RIECCOLO. Mentre Napoli-Milan pareva ormai ostaggio di quello 0-2 e di vari altri accadimenti del primo tempo, nello spogliatoio Rudi Garcia è intervenuto, ha scomposto le teorie, ha messo al centro del villaggio la disperazione, ha tolto Elmas, ha afferrato Simeone e l’ha mandato in area, poi ci ha aggiunto in difesa Olivera a sinistra e Ostigard in mezzo ma senza alterare nulla almeno là dietro, ed è andato avanti a modo suo: Lobotka e Zielinski i riferimenti a cui abbeverarsi, Raspadori o tra le linee o anche al fianco del Cholito, Politano e Kvara larghi. E’ finita 2-2, con il terrore che Theo Hernandez e Calabria hanno spruzzato sullo stadio, con i rimpianti che Kvaratskhelia proprio all’ultimo secondo ha avvertito nella carne. Storie di calcio, ma già viste.
ANCHE A MARASSI. Per esempio, annotate a Marassi, altri brividi lungo la schiena, 1-0 prima di andare a prendere il tè, di togliere Elmas e inserire Politano (ancora 4-3-3 ma con propensione offensiva) e sul 2-0 Genoa, Raspadori per Anguissa e Olivera per Mario Rui: la prima punta era Osimhen, quella notte, ma i ritocchi servirono per produrre quel piccolo mutamento genetico ch’è rimasto nella testa dell’allenatore. E’ lecito starsene a riflettere e tentare di dare una svolta alla propria esistenza secondo tesi, teorie e teoremi che siano stati avallati dagli esperimenti: Salerno non è una passeggiata salutare e la classifica di Inzaghi rappresenta una bugia. Garcia sa che troverà una squadra riorganizzata secondo le convinzioni del SuperPippo, dovrà aggirare la capacità di difendersi e poi di ripartire di chi non può permettersi di smarrirsi ancora, e il Napoli ha nelle sue corde le alternative.

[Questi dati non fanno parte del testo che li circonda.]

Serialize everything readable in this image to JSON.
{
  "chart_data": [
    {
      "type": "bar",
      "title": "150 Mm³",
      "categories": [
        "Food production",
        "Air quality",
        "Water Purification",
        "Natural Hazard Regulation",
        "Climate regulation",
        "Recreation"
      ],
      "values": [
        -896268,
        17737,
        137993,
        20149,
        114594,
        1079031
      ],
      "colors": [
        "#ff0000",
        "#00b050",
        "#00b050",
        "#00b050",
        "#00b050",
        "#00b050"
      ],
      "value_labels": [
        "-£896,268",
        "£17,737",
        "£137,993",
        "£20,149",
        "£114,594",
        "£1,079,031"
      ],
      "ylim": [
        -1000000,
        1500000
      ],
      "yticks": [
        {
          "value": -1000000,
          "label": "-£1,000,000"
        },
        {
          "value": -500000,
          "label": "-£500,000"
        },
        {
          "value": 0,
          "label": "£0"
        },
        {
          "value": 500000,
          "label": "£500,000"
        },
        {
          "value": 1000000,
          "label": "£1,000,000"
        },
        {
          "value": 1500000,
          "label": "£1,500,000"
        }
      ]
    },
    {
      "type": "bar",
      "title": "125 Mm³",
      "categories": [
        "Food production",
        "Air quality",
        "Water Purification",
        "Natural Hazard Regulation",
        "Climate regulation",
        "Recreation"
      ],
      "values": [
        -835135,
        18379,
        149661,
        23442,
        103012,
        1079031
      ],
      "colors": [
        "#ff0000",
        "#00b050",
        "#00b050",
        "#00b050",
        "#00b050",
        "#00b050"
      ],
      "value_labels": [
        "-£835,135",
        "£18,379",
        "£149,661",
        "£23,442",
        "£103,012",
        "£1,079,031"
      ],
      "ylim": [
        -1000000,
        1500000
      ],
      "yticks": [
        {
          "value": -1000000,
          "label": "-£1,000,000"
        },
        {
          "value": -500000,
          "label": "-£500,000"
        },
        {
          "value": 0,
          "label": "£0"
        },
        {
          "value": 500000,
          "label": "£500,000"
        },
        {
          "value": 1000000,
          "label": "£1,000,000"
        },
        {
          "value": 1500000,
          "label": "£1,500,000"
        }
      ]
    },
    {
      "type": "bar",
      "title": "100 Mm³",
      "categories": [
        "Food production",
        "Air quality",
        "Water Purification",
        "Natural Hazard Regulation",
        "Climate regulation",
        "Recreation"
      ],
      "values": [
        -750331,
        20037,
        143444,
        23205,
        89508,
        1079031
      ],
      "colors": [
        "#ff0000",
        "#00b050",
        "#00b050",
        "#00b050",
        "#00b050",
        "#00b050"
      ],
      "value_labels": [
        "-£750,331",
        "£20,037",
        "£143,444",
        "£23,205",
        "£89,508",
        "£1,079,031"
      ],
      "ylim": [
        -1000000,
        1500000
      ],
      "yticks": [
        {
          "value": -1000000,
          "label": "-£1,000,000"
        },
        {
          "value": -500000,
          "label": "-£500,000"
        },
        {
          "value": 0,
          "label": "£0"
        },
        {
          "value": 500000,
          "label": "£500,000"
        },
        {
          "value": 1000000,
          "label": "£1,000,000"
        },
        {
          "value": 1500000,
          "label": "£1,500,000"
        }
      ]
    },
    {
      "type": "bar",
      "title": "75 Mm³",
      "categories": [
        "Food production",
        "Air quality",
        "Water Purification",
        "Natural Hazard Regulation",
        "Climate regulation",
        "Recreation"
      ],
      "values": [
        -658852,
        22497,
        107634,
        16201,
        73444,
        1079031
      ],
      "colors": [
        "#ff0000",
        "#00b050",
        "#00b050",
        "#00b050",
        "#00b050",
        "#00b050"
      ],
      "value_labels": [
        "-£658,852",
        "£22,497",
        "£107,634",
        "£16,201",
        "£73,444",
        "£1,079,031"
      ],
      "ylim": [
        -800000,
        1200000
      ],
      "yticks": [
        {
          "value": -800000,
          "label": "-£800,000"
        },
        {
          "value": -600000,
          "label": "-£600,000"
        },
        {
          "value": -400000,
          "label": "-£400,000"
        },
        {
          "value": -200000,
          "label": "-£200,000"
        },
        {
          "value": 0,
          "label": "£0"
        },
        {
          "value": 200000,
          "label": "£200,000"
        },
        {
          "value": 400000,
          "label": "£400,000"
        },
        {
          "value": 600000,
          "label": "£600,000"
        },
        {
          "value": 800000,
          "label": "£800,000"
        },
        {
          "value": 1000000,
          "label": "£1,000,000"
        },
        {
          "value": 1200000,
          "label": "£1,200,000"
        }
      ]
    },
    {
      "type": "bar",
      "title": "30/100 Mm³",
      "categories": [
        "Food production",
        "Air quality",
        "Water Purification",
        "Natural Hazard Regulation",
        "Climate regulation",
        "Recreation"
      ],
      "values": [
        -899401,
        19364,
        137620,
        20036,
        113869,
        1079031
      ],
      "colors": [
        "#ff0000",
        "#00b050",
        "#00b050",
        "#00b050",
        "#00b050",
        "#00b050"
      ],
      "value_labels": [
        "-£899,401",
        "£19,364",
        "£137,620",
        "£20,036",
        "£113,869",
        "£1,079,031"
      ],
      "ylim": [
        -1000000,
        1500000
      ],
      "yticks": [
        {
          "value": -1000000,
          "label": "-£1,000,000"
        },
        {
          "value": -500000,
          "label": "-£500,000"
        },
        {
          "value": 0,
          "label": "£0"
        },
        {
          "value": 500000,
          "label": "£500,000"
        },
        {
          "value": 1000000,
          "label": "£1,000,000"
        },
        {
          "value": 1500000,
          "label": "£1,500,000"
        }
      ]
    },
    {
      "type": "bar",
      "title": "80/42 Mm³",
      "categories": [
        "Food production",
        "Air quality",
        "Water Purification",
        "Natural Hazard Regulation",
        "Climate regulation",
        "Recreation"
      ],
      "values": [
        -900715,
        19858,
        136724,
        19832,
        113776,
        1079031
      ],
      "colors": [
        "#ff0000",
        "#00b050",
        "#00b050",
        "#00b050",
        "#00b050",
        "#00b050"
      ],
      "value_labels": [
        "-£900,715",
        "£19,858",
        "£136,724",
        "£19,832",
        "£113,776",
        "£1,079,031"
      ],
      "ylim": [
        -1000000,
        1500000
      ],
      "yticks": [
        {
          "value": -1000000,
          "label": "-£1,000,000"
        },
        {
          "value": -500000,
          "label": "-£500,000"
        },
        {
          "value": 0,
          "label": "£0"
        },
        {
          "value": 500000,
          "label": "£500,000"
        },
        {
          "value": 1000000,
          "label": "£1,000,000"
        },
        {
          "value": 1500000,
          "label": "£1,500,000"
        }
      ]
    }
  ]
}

C’E’ LUI. E poi adesso c’è Anguissa, che dei meccanismi – degli uni e degli altri – è padrone assoluto, ha forza per fungere da protezione dinnanzi alla difesa, sradica palloni dalle riflessioni dei centrocampisti avversari, si inserisce, si abbassa e si allarga, è sostegno per Politano (il titolare di destra) e può con Zielinski e Lobotka combinare l’atteggiamento adeguato alla partita. E quindi, il 4-3-3 sta lì, come un mantra, una garanzia certificata dallo scudetto, dalla vocazione d’un Napoli ch’è stato costruito per stare dentro al tridente; ma, intanto, germoglia l’opzione 2, che potrà addobbare – ed è successo – egualmente i vari momenti, lasciando scivolare Zielinski in avanti. E poi dicono che i numeri sono aridi.